Le Pape dit que les pauvres sont une catégorie théologique. Qu’est-ce que cela signifie pour vous ?
C’est un discours qui est seulement chrétien. Dans le monde entier la pauvreté est un phénomène social, culturel, économique. Alors que la Bible, la Parole de Dieu, a fait de la pauvreté un choix. Pas une pauvreté imposée par la loi, mais une décision, comme celle des moines et des religieuses. Une vie pour être enfants dans le Royaume de Dieu. D’ailleurs Jésus Christ, fils de Dieu, s’est incarné en devenant une partie de la création. Frère de tant de pauvres et de pécheurs. Lui qui nous a dit que ce qu’on fait ou ne fait pas à un pauvre, on le fait ou on ne le fait pas à Lui. C’est un discours théologique. La présence du Seigneur on la voit avec les yeux de la foi, c’est pourquoi les pauvres sont un locus théologique.

Le pape François est souvent mal ou pas compris. Est-il un Pape difficile à suivre ?
Pas chez nous ! Peut-être parce qu’il vient d’Amérique du Sud et que les Philippines ont été 300 ans sous la domination des espagnols… Peut-être pour sa forma mentis, sa sensibilité pour la religiosité populaire… Quand chez nous on a vu la première photo du Pape en prière devant l’icône Salus Populi Romani, à Santa Maria Maggiore, on s’est dit : « C’est un Pape comme nous ! ». C’est un sentiment partagé par les fidèles et le clergé.
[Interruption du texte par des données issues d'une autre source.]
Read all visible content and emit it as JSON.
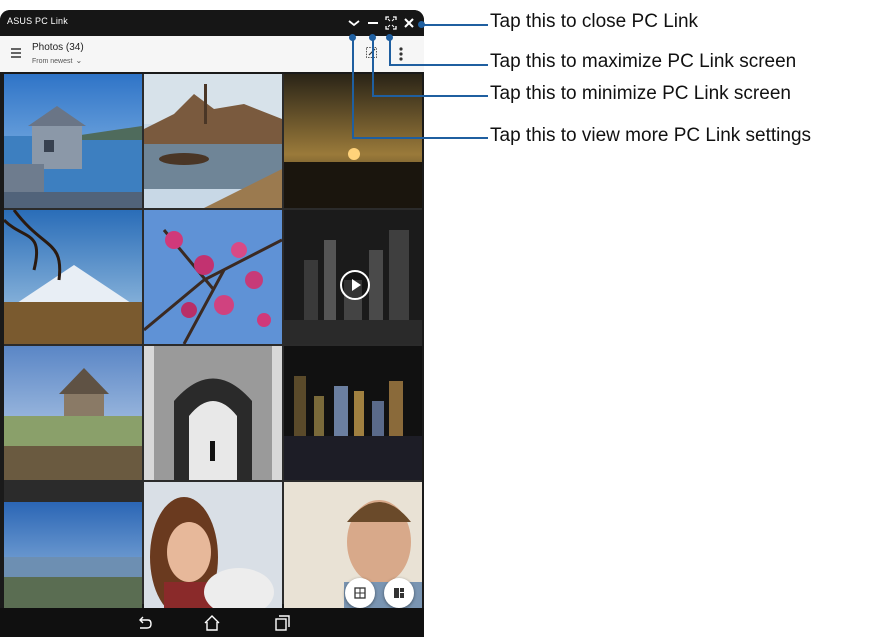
{
  "window": {
    "title": "ASUS PC Link",
    "controls": [
      "chevron-down-icon",
      "minimize-icon",
      "maximize-icon",
      "close-icon"
    ]
  },
  "appbar": {
    "title": "Photos (34)",
    "sort_label": "From newest"
  },
  "gallery": {
    "photos": [
      "lake-pier-house",
      "pirate-ship-harbor",
      "sunset-field",
      "mount-fuji",
      "pink-blossoms",
      "city-night-video",
      "stone-church",
      "arched-gate-bw",
      "night-skyline",
      "coast-landscape",
      "smiling-woman",
      "smiling-man"
    ]
  },
  "navigation": [
    "back-icon",
    "home-icon",
    "recent-apps-icon"
  ],
  "callouts": [
    "Tap this to close PC Link",
    "Tap this to maximize PC Link screen",
    "Tap this to minimize PC Link screen",
    "Tap this to view more PC Link settings"
  ],
  "colors": {
    "callout": "#1f5fa0",
    "titlebar": "#161616",
    "appbar": "#f6f6f6"
  }
}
Pourtant certains sujets sont très discutés.
Oui, il y a l’enseignement de la Bible et de la tradition, mais il y a aussi la situation humaine de la personne, qui n’est pas toujours claire. Il y a une approche qui part de la doctrine et essaie de l’appliquer à la vie. Et puis il y a une autre tradition, surtout morale, qui part d’une situation concrète et essaie d’accompagner la personne. Le Pape tient beaucoup à cette approche.

Il nous invite aussi à ne pas être élitistes. Il dit que le danger c’est que les chrétiens se sentent meilleurs que les autres. Comment essayez-vous de vaincre cette tentation ?
Cette tentation existe. À dire la vérité, chez nous en Asie où l’Eglise a toujours été une petite minorité, les tentations sont moins importantes. Au séminaire, j’avais un élève qui a été ordonné il y a quelques années : sa première charge fut une paroisse au Cambodge qui ne comptait qu’un seul fidèle. Dans beaucoup d’endroits, même numériquement, il n’y a pas de place pour l’orgueil. C’est triste de voir qu’en Europe le nombre de chrétiens est tellement en baisse. Mais c’est peut-être aussi une opportunité : se sentir en minorité nous épargne la tentation de l’élitisme.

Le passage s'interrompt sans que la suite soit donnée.